I would say that I firmly believe a good knowledge of the subject is valuable but I also have numerous examples of training limiting the options available. My approach has always been that I didn’t and don’t have all the answers. I believe dementia effects each person differently and we should learn from them and their relatives to find appropriate ways of working rather than fit each to a pre-conceived therapeutic model, which unfortunately I still see from the majority of qualified therapists. Where it’s appropriate I’ve gone to specialists to bring in the very best advice I can. In the last few years this has meant we’ve brought musicians, composers, writers, artists, filmmakers and numerous others to work in sessions with care staff and qualified nurses. We had one of our residents coaching boxing to youngs lads at a gym as he'd done some fifty years before. Residents and their families are 100% behind this approach, they’ve seen actual benefits whether it’s simply that more people are involved, mobile and active or simply that the home is a more vibrant and fun place to be, it shouldn’t be underestimated.

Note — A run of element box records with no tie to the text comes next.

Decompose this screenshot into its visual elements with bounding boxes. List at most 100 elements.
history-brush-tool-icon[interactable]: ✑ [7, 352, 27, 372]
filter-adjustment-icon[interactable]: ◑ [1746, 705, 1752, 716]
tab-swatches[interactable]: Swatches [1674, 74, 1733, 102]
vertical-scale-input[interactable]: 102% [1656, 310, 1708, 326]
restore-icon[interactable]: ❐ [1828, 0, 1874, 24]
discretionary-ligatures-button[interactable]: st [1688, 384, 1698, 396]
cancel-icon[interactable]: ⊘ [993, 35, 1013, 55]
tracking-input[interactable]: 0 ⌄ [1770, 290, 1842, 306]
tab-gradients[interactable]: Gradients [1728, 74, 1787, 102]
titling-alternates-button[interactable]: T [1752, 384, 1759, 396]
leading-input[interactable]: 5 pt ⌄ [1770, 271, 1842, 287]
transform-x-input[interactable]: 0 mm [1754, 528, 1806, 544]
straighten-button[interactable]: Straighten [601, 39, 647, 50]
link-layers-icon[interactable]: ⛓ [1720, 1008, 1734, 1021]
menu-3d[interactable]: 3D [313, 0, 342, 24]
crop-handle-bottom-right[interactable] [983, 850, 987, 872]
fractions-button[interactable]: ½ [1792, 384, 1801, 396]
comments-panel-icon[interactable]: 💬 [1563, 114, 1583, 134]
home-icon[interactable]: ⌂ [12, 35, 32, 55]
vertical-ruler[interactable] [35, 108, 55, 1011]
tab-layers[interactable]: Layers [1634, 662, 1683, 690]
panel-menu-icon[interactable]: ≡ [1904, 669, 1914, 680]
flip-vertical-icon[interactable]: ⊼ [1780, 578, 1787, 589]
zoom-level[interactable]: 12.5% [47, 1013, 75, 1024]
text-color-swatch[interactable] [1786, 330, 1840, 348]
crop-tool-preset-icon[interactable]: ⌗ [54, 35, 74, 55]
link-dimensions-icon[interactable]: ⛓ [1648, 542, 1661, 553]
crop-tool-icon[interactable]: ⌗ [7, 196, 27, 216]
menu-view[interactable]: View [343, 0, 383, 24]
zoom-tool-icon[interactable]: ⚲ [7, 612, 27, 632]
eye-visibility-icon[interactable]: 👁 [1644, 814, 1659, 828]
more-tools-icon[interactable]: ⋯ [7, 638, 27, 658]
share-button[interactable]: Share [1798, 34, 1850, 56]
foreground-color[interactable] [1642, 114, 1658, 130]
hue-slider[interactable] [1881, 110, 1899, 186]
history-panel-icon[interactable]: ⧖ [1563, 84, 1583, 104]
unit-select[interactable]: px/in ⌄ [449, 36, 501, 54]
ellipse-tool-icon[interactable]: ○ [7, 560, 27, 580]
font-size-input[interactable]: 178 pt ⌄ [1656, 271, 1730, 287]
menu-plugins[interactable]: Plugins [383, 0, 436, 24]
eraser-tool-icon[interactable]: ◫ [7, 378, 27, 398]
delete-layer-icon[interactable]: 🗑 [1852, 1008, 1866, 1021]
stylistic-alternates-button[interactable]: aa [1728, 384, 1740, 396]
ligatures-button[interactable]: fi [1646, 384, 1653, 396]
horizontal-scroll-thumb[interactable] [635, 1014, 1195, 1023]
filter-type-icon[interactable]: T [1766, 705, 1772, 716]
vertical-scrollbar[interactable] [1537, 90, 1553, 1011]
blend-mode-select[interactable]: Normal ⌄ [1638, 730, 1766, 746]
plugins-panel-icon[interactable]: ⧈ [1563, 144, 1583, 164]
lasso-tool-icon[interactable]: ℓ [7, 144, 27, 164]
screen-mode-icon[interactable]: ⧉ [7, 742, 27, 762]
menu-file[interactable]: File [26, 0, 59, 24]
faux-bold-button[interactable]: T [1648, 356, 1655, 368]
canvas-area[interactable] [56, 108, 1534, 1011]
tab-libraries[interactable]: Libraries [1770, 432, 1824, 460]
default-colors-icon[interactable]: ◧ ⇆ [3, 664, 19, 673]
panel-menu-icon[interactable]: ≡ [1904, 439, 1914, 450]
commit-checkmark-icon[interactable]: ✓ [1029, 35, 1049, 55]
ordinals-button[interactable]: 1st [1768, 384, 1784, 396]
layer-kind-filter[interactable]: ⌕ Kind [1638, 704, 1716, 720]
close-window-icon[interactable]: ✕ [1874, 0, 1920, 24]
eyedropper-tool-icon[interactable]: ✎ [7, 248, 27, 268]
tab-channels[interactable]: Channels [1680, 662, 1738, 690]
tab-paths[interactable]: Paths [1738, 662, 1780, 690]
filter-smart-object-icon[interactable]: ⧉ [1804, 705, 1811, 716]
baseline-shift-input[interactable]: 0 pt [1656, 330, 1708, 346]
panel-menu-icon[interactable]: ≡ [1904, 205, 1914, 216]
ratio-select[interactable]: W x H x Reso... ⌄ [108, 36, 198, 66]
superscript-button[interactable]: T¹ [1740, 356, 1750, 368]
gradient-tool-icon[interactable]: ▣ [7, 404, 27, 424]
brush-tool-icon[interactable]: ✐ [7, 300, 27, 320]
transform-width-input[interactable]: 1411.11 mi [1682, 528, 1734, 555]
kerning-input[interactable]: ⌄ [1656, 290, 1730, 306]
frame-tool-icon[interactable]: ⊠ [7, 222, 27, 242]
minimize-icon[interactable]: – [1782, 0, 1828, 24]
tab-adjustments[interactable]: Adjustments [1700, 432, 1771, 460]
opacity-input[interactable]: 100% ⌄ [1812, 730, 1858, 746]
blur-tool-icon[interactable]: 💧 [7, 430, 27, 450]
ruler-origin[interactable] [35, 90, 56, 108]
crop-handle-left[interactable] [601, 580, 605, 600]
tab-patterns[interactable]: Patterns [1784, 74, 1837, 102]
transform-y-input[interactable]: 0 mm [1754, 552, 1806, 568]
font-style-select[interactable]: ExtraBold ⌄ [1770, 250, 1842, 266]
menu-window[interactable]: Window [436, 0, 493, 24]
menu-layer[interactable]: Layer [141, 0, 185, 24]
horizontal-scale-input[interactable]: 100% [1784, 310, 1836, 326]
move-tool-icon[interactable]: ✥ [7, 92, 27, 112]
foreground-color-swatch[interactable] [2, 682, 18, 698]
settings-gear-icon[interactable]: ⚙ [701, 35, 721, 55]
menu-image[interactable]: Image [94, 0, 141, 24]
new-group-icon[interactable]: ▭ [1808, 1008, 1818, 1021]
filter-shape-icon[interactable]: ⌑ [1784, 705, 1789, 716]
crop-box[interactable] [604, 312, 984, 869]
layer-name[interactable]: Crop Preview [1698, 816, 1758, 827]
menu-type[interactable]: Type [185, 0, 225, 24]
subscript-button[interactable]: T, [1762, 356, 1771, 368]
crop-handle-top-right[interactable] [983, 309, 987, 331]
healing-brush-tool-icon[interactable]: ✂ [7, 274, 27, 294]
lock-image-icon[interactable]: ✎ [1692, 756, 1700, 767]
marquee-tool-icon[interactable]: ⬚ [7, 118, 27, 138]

The comment about the ‘lady hitting my guitar with a hammer’ is exactly what happened and it is on the face of it humourous. I firmly believe laughter is an important part of dementia care, many of the people I work with laugh throughout our sessions. I’ve also seen excellent committed carers absolutely burnt out by an overly serious moralising approach. The opportunity to work with someone with dementia is a major responsibility and I’ve always placed the issue of representation at the top of the agenda. Part of the reason for working to release books, records and produce exhibitions has always been to bring the condition to a wider public in an honest and open way, as it still remains a hidden and illness. We've been extremly successful in doing this. As I mentioned in the programme the lady’s daughter was delighted by the sessions and often joined in and we would talk through the work in exactly this way. The truth is the humour involved allowed her to see her mum positively for the first time in several years. Re the comment about what this activity implies; this is a fair point about which I would have enjoyed covering into in greater depth.
As I mentioned earlier I don’t believe there is one correct answer or approach to dementia care, I certainly seen some abysmal qualified music therapists, some actually working with my own mother who is now resident in a care home (she’s said she finds the sessions patronising and childish), and some who are excellent. My approach is simply a way giving new appropriate opportunities using a wider range of techniques than had been previously available. In the last seven years we have always had a far longer waiting list than we were able to fill, residents have wanted to take part.